The time to act is now
More than 90 African intellectuals wrote an open letter to African leaders about the continent’s handling of the COVID-19 pandemic.
The coronavirus pandemic lays bare that which well-to-do middle classes in African cities have so far refused to confront. In the past 10 years, various media, intellectuals, politicians and international financial institutions have clung to an idea of an Africa on the move, of Africa as the new frontier of capitalist expansion; an Africa on the path to “emerging” with growth rates that are the envy of northern countries. Such a representation, repeated at will to the point of becoming a received truth, has been torn apart by a crisis that has not entirely revealed the extent of its destructive potential. At the same time, any prospect of an inclusive multilateralism—ostensibly kept alive by years of treaty-making—is forbidding. The global order is disintegrating before our very eyes, giving way to a vicious geopolitical tussle. The new context of economic disaster leaves countries of the global South stranded. Once again, we are reminded of their perennial status in the world order in-the-making: that of docile spectators.

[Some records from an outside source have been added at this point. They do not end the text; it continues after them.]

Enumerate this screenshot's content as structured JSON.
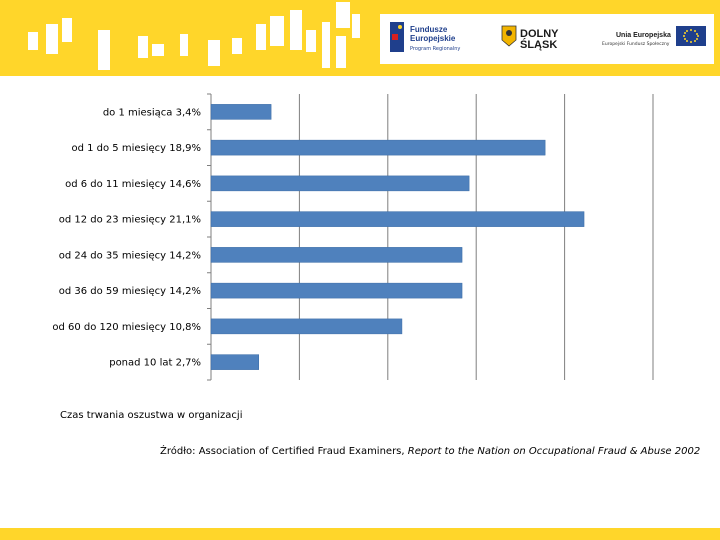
{
  "header": {
    "fe_logo_line1": "Fundusze",
    "fe_logo_line2": "Europejskie",
    "fe_logo_sub": "Program Regionalny",
    "ds_logo_line1": "DOLNY",
    "ds_logo_line2": "ŚLĄSK",
    "eu_logo_line1": "Unia Europejska",
    "eu_logo_sub": "Europejski Fundusz Społeczny",
    "brand_color": "#ffd62a"
  },
  "chart_data": {
    "type": "bar",
    "orientation": "horizontal",
    "categories": [
      "do 1 miesiąca 3,4%",
      "od 1 do 5 miesięcy 18,9%",
      "od 6 do 11 miesięcy 14,6%",
      "od 12 do 23 miesięcy 21,1%",
      "od 24 do 35 miesięcy 14,2%",
      "od 36 do 59 miesięcy 14,2%",
      "od 60 do 120 miesięcy 10,8%",
      "ponad 10 lat 2,7%"
    ],
    "values": [
      3.4,
      18.9,
      14.6,
      21.1,
      14.2,
      14.2,
      10.8,
      2.7
    ],
    "xlim": [
      0,
      25
    ],
    "x_gridlines": [
      5,
      10,
      15,
      20,
      25
    ],
    "grid": true,
    "bar_color": "#4f81bd",
    "title": "",
    "xlabel": "Czas trwania oszustwa w organizacji",
    "ylabel": ""
  },
  "source": {
    "prefix": "Źródło: Association of Certified Fraud Examiners, ",
    "title": "Report to the Nation on Occupational Fraud & Abuse 2002"
  }
}
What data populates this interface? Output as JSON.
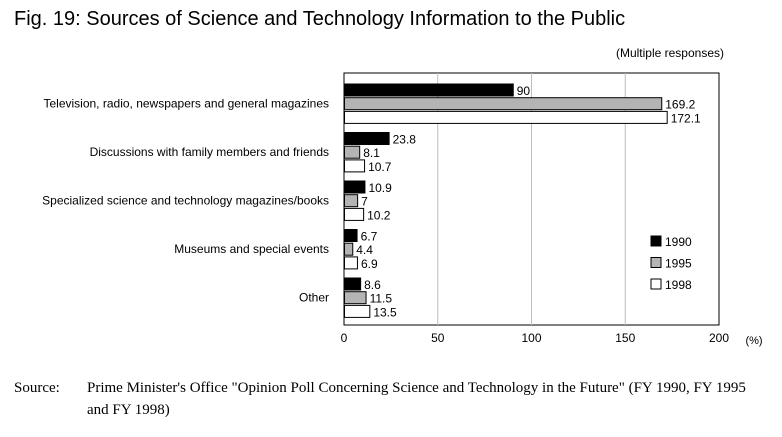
{
  "page": {
    "title": "Fig. 19: Sources of Science and Technology Information to the Public",
    "note": "(Multiple responses)",
    "source_label": "Source:",
    "source_text": "Prime Minister's Office \"Opinion Poll Concerning Science and Technology in the Future\" (FY 1990, FY 1995 and FY 1998)"
  },
  "chart_data": {
    "type": "bar",
    "orientation": "horizontal",
    "title": "Fig. 19: Sources of Science and Technology Information to the Public",
    "xlabel": "",
    "ylabel": "",
    "unit": "(%)",
    "xlim": [
      0,
      200
    ],
    "xticks": [
      0,
      50,
      100,
      150,
      200
    ],
    "grid": true,
    "legend_position": "right",
    "categories": [
      "Television, radio, newspapers and general magazines",
      "Discussions with family members and friends",
      "Specialized science and technology magazines/books",
      "Museums and special events",
      "Other"
    ],
    "series": [
      {
        "name": "1990",
        "color": "#000000",
        "values": [
          90,
          23.8,
          10.9,
          6.7,
          8.6
        ]
      },
      {
        "name": "1995",
        "color": "#b4b4b4",
        "values": [
          169.2,
          8.1,
          7,
          4.4,
          11.5
        ]
      },
      {
        "name": "1998",
        "color": "#ffffff",
        "values": [
          172.1,
          10.7,
          10.2,
          6.9,
          13.5
        ]
      }
    ]
  }
}
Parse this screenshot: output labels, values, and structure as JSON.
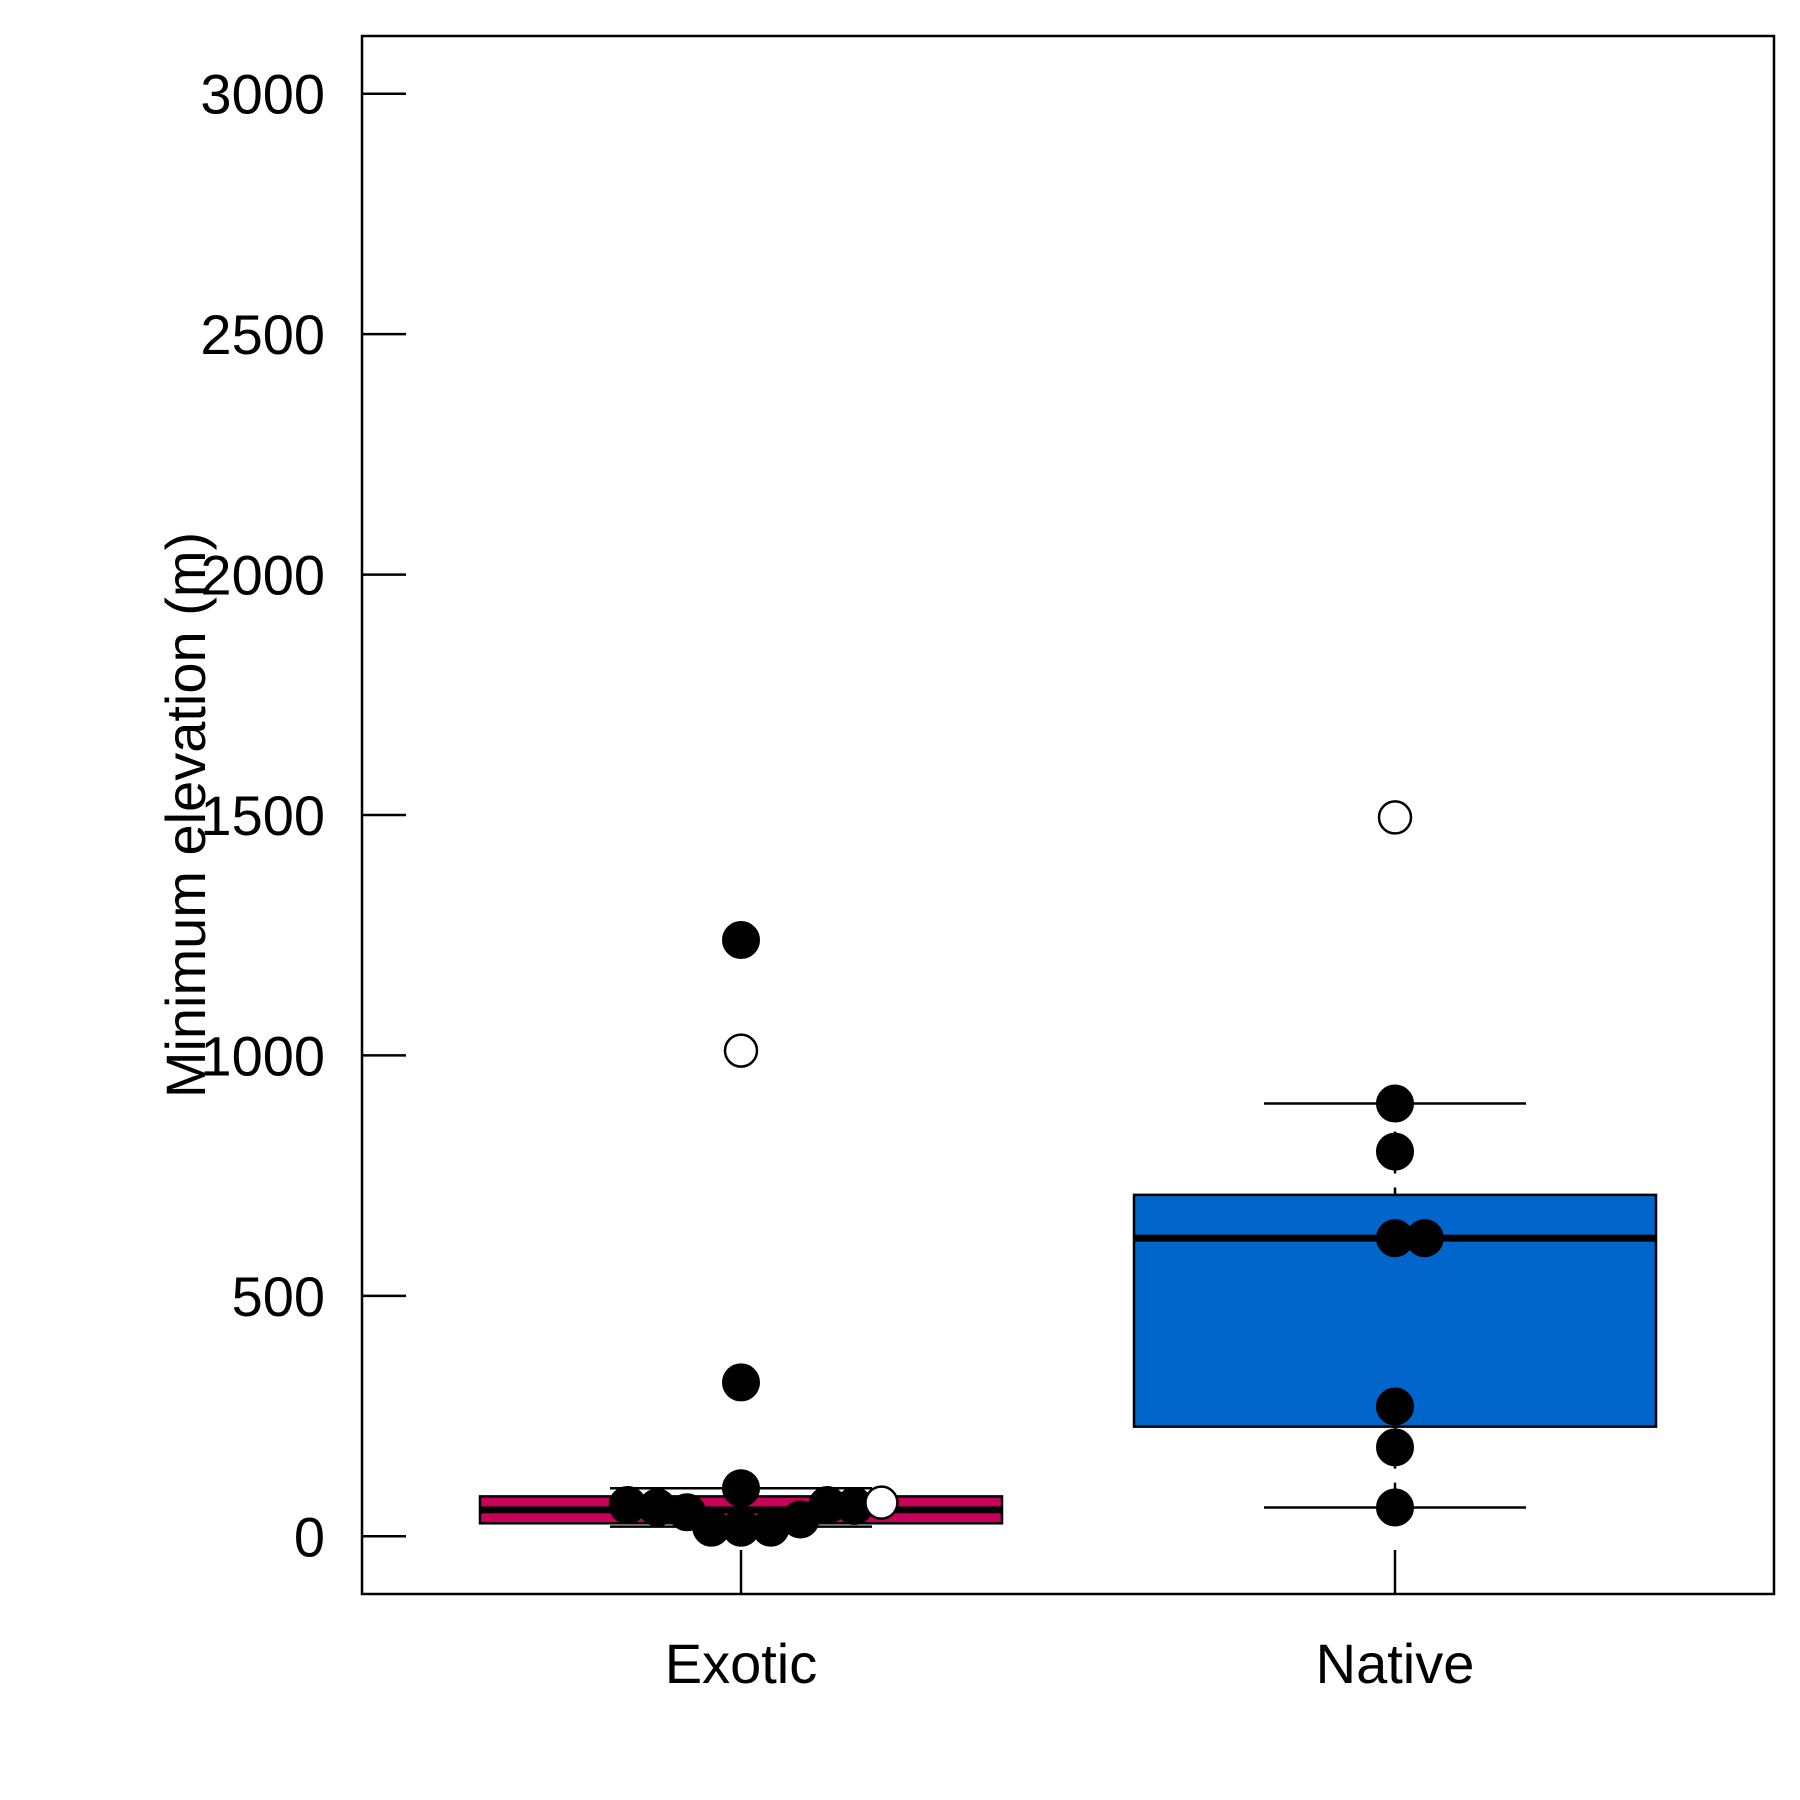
{
  "chart_data": {
    "type": "box",
    "ylabel": "Minimum elevation (m)",
    "xlabel": "",
    "ylim": [
      -120,
      3120
    ],
    "yticks": [
      0,
      500,
      1000,
      1500,
      2000,
      2500,
      3000
    ],
    "grid": false,
    "categories": [
      "Exotic",
      "Native"
    ],
    "groups": [
      {
        "name": "Exotic",
        "color": "#c8005a",
        "box": {
          "q1": 27,
          "median": 55,
          "q3": 83,
          "whisker_low": 20,
          "whisker_high": 100
        },
        "points_filled": [
          {
            "x": -0.21,
            "y": 65
          },
          {
            "x": -0.155,
            "y": 60
          },
          {
            "x": -0.1,
            "y": 50
          },
          {
            "x": -0.055,
            "y": 18
          },
          {
            "x": 0.0,
            "y": 18
          },
          {
            "x": 0.055,
            "y": 18
          },
          {
            "x": 0.11,
            "y": 35
          },
          {
            "x": 0.16,
            "y": 65
          },
          {
            "x": 0.21,
            "y": 63
          },
          {
            "x": 0.0,
            "y": 100
          },
          {
            "x": 0.0,
            "y": 320
          },
          {
            "x": 0.0,
            "y": 1240
          }
        ],
        "points_outlier": [
          {
            "x": 0.26,
            "y": 70
          },
          {
            "x": 0.0,
            "y": 1010
          }
        ]
      },
      {
        "name": "Native",
        "color": "#0066cc",
        "box": {
          "q1": 228,
          "median": 620,
          "q3": 710,
          "whisker_low": 60,
          "whisker_high": 900
        },
        "points_filled": [
          {
            "x": 0.0,
            "y": 60
          },
          {
            "x": 0.0,
            "y": 185
          },
          {
            "x": 0.0,
            "y": 270
          },
          {
            "x": 0.0,
            "y": 620
          },
          {
            "x": 0.055,
            "y": 620
          },
          {
            "x": 0.0,
            "y": 800
          },
          {
            "x": 0.0,
            "y": 900
          }
        ],
        "points_outlier": [
          {
            "x": 0.0,
            "y": 1495
          }
        ]
      }
    ]
  }
}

The COVID-19 pandemic threatens to shatter the foundations of states and institutions whose profound failings have been ignored for too long. It is impossible to list these, suffice it to mention chronic under-investment in public health and fundamental research, limited achievements in food self-sufficiency, the mismanagement of public finances, and the prioritization of road and airport infrastructures at the expense of human well-being. All of this has in fact been the object of abundant specialized research, except that it seems to have escaped attention in spheres of governance on the continent. The management of the ongoing crisis constitutes the most glaring evidence of this gap.